Выбрать главу

Действие наркотика понемногу проходило. Яннас знала это, хотя сладкий полузабытый вкус все еще оставался на языке. Она падала, стремительно возвращаясь в мир бесплодных стремлений и невозвратимых потерь. Она пыталась не вернуться, но кто-то держал ее за руку и тащил назад. Это была Мэгвин Гар. Сколько уже раз в минувшие кочевья она возвращала Яннас против ее воли в мир людей, принуждая ее сносить пустоту земли под солнцем.

— Уходи, — пробормотала она.

— Нет, — ответил голос.

Это не была Мэгвин Гар. Яннас опустила взгляд и увидела, что и за руку держит ее не Мэгвин. Перед ней была Рената.

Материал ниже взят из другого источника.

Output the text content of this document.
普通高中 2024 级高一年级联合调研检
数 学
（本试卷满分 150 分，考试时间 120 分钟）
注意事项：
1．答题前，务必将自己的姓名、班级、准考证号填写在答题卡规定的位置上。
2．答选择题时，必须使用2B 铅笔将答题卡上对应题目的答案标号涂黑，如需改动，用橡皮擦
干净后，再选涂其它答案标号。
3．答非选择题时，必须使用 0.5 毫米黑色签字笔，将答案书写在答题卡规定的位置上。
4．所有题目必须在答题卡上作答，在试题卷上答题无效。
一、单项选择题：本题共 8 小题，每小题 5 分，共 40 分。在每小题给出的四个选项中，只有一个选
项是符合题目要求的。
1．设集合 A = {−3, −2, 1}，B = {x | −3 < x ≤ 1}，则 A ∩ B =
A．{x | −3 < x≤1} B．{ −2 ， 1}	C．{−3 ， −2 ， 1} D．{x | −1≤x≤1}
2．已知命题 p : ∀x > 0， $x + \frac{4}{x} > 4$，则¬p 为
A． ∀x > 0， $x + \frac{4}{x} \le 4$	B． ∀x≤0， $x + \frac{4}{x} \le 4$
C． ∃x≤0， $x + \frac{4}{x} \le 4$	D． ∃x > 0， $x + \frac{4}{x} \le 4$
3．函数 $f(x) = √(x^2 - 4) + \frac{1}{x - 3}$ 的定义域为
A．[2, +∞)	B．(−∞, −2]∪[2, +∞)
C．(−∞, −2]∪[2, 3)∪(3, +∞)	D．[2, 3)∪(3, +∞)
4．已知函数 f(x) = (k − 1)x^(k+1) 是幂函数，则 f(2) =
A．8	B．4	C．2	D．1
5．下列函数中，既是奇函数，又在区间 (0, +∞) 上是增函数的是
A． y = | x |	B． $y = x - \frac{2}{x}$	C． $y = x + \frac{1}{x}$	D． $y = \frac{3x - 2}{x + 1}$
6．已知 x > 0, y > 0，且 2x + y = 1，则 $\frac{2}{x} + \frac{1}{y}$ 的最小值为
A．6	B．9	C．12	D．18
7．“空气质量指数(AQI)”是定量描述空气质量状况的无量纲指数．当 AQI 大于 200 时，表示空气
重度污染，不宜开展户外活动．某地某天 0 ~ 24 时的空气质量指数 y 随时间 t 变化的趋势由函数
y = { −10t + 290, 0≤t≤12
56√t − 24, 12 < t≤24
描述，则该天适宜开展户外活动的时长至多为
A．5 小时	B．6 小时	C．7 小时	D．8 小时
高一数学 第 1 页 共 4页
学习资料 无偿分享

— Что ты делаешь? — тихо сказала Яннас.

Они сидели на походных стульях на равнине под стенами Эрдрума. Толпа рассеялась; последние зеваки уходили прочь или, сбившись в кучки, толковали о чем-то.

— Забочусь о моей пасечнице, — отвечала Рената.

— О твоей… что? — Яннас запнулась, поняв наконец, что же произошло. Горе, острое и сильное, как укус пчелы, стиснуло ее сердце, заглушив даже тягу к наркотику. Яннас согнулась от боли.

— Она умерла? — наконец проговорила Яннас.

— Да, — сказала Рената. — И Дубич тоже.

Слеза скатилась на ладонь Ренаты.

— Я любила ее, — прошептала Яннас.

— Многие любили ее, — мягко проговорила Рената. — Надеюсь, когда-нибудь и я смогу так сказать. — Она сильнее сжала пальцы, охватившие руку Яннас. — Ты должна помочь мне. Я должна многому научиться. Ты нужна мне, Яннас.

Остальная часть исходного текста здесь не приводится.